From the Archives

The Week in Weird

Lit light a fire, Fieldy helps a sister out and more

Posted May 17, 2002 12:00 AM

Being a rock star gets you plenty of nice perks -- free booze, free love, the right to run around shouting "free Mumia" every five minutes without getting smacked in the head by an annoyed co-worker. We never thought we'd count free rides on fire trucks among such prized privileges, but the members of Lit have raised the bar for future generations by joining in on, and documenting, a raucous party at a New Jersey firehouse. The band posted pictures and descriptions of the shindig, replete with topless babes and shooting fire extinguishers (talk about symbolism!) on its Web site. We hope the fact that three of the firefighters who brought the band to the party on a fire truck with sirens wailing were suspended from the force in Iselin, New Jersey, doesn't put a stop to this new trend before some lucky rocker gets to pistol-whip a suspect while on patrol with some L.A. cops . . .
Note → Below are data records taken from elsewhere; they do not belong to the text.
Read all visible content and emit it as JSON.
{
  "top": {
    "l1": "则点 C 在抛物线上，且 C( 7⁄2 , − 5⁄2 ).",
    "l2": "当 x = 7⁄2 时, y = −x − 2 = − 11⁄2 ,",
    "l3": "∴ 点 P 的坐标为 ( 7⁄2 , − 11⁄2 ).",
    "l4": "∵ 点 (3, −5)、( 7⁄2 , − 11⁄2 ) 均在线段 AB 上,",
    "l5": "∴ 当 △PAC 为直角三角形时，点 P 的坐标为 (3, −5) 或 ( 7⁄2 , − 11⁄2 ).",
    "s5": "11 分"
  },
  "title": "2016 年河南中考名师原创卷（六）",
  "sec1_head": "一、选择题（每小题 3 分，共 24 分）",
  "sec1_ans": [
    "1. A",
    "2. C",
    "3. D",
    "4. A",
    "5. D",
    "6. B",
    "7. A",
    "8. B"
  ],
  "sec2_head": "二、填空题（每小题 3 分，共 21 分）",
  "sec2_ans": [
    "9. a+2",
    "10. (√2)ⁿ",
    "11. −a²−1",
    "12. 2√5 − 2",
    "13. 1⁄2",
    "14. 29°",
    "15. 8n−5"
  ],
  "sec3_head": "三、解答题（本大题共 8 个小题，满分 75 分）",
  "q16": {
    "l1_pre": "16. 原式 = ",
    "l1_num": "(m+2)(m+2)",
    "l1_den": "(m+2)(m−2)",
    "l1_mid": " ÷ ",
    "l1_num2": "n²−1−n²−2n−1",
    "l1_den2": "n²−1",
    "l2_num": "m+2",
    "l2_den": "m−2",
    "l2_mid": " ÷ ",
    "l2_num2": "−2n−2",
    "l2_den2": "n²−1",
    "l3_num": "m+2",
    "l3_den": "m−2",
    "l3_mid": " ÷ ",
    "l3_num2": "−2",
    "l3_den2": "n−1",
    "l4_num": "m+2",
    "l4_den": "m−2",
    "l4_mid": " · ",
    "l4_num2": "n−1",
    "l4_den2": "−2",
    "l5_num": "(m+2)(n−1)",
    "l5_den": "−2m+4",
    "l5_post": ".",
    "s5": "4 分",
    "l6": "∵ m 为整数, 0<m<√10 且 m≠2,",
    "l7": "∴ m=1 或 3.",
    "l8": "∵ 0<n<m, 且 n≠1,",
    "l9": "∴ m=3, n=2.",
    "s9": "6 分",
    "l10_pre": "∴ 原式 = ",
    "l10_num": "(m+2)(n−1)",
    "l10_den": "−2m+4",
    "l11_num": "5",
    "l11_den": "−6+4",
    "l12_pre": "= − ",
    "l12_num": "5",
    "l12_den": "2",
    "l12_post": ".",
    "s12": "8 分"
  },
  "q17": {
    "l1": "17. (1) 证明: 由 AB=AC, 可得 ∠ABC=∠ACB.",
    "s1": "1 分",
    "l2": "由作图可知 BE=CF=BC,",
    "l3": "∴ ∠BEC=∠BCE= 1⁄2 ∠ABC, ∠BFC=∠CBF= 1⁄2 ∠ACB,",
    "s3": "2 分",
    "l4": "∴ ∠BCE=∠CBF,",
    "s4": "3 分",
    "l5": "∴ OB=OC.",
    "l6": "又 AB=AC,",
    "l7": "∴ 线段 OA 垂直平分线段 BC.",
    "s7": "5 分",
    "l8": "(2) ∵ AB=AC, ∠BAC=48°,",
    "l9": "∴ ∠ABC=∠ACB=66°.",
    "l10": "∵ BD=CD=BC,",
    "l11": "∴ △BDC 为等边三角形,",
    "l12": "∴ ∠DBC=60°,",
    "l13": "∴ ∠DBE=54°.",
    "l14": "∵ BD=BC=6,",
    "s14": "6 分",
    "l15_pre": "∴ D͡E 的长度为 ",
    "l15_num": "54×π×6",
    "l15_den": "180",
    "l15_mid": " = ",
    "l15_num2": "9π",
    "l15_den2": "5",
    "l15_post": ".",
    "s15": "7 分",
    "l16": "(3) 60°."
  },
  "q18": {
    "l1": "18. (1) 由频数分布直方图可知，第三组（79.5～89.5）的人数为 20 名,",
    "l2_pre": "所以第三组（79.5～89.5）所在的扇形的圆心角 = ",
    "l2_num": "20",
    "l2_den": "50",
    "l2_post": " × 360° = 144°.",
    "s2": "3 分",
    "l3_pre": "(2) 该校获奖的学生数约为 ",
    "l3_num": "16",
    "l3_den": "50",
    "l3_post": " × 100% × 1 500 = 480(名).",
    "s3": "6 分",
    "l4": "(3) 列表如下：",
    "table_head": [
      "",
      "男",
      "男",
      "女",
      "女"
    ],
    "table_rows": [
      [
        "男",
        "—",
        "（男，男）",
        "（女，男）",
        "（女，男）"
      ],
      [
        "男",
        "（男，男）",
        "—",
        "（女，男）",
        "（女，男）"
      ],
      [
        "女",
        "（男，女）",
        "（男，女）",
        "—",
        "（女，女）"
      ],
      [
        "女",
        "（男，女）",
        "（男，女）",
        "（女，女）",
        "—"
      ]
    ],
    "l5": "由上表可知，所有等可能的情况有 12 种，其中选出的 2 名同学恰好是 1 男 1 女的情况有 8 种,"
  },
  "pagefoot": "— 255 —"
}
It's always nice to see chart-topping musicians take an interest in the doings of their loved ones, which is why it warmed our heart to hear that Korn bassist Fieldy recently gave a boost to little sister Mandi's acting career. The aspiring thespian, it seems, needed a quiet, out-of-the-way place to work on her craft, so in the spirit of brotherly love her bass-toting brother donated his apartment so that Mandi could work in peace. Fieldy's contribution clearly paid off, since lil' sis is getting some serious attention for her work, which is on display in the "Girls Next Door" section of a porn site called iVolt. Kinda puts that "Family Values" concept in perspective, eh? . . .

The disco divas in the Prodigy may be getting older, but that doesn't mean they have to grow up, as they prove on a new single that sings the praises of Rohypnol. Continuing in the proud (for lack of a better word) tradition of "Smack My Bitch Up," Keith Flint uses "Baby's Got a Temper" to salute the use of the so-called "date rape" drug, conveniently giving us the chance to note that a real man wouldn't need such accessories to improve his love life . . .

Proving that his taste in women is every bit as strange as his diction, Joe Cocker told a German newspaper that the very first piece of eye candy he ever hung on his bedroom wall was a photo of Queen Elizabeth. Cocker told Cologne's Express that "it's no joke, she was my first pin-up girl," but went on to admit that he held no prurient fantasies about old Liz, but merely wanted to show respect for her by keeping the picture on display. We tried to say the same thing about that Pam Anderson centerfold, but the girlfriend didn't buy it.